Cet après-midi, j’ai acheté L. dans une boutique de la petite rue M. 

Jolie brune, butée. Joli cul, démarche souple, poitrine ferme, lèvres minces et cette expression lasse. Cheveux longs et très noirs (9 épithètes). J’ai demandé à l’examiner davantage et l’on nous a conduits dans une cabine. Nue, elle était plus ordinaire. Mais tout était à mon goût, et le prix raisonnable. 

Contrat habituel. 

Les gens sont si pauvres, ils se vendent pour rien. 

Dans la rue je l’ai fait marcher devant moi. Elle portait mes paquets. J’ai délibérément pris quantité de vivres afin qu’elle ait à charrier lourd, et encombrant. Comme ça. Je regardais son cul, bien serré dans un pantalon de sport. Elle marchait droit malgré sa charge, et gardait une attitude insolente. 

A mes questions elle ne répond que des banalités. 

On me l’avait donnée pour plutôt vierge mais, à l’essai, il s’avéra qu’elle avait ce tour de main, et un certain entrain, qui trahissaient la gueuse. 

Son premier amant fut son père. Un fou. Elle couchait avec ses parents. Elle regardait sa mère en souriant froidement tandis que son père la prenait. Sa mère souriait aussi, doucereuse. Je ne sais rien de tout cela, j’invente. L. m’a juste dit que son père l’avait déflorée. Dépucelée. J’écris cela. 

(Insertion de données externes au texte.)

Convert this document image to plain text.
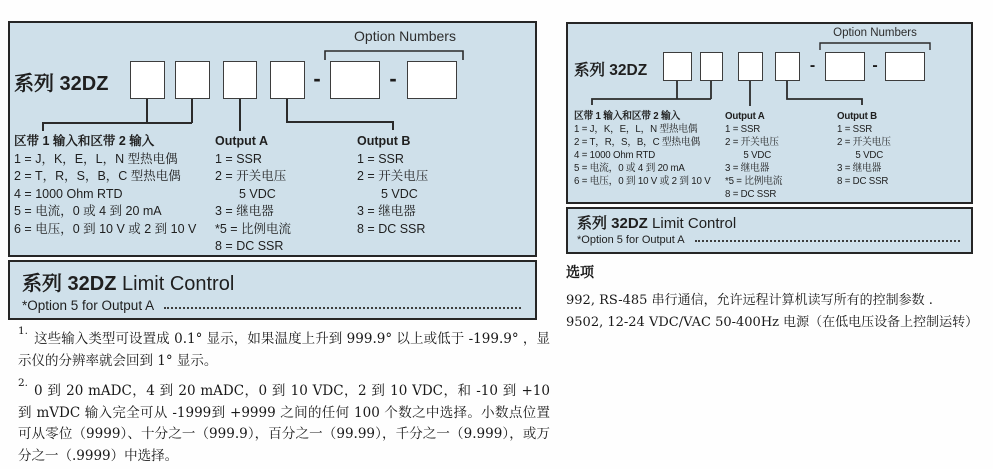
系列 32DZ	-	-
Option Numbers
区带 1 输入和区带 2 输入
1 = J，K，E，L，N 型热电偶
2 = T，R，S，B，C 型热电偶
4 = 1000 Ohm RTD
5 = 电流，0 或 4 到 20 mA
6 = 电压，0 到 10 V 或 2 到 10 V
Output A
1 = SSR
2 = 开关电压
5 VDC
3 = 继电器
*5 = 比例电流
8 = DC SSR
Output B
1 = SSR
2 = 开关电压
5 VDC
3 = 继电器
8 = DC SSR
系列 32DZ Limit Control
*Option 5 for Output A
系列 32DZ	-	-
Option Numbers
区带 1 输入和区带 2 输入
1 = J，K，E，L，N 型热电偶
2 = T，R，S，B，C 型热电偶
4 = 1000 Ohm RTD
5 = 电流，0 或 4 到 20 mA
6 = 电压，0 到 10 V 或 2 到 10 V
Output A
1 = SSR
2 = 开关电压
5 VDC
3 = 继电器
*5 = 比例电流
8 = DC SSR
Output B
1 = SSR
2 = 开关电压
5 VDC
3 = 继电器
8 = DC SSR
系列 32DZ Limit Control
*Option 5 for Output A
选项
992, RS-485 串行通信，允许远程计算机读写所有的控制参数 .
9502, 12-24 VDC/VAC 50-400Hz 电源（在低电压设备上控制运转）
$^{1.}$这些输入类型可设置成 0.1° 显示，如果温度上升到 999.9° 以上或低于 -199.9° ，显示仪的分辨率就会回到 1° 显示。
$^{2.}$0 到 20 mADC，4 到 20 mADC，0 到 10 VDC，2 到 10 VDC，和 -10 到 +10 到 mVDC 输入完全可从 -1999到 +9999 之间的任何 100 个数之中选择。小数点位置可从零位（9999）、十分之一（999.9），百分之一（99.99），千分之一（9.999），或万分之一（.9999）中选择。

L. sait à peine lire. Elle aimerait apprendre, paraît-il. J’écris "L. est une idiote". Elle déchiffre avec peine. Son entrain, c’est surtout en finir au plus vite. Je la prends debout, par derrière, tandis qu’elle s’efforce de lire. Elle s’agite, serre. L’envie me passe c’est comme si j’urinais en elle. Elle se cambre un peu, à peine, imperceptiblement, et me voilà dehors. Pour l’ennuyer je lui ordonne de rester ainsi, accoudée, et j’ouvre la fenêtre — qu’elle ait froid. 

J’ai sur L., comme sur la plupart de mes esclaves, droit de vie et de mort. Je ne possède rien.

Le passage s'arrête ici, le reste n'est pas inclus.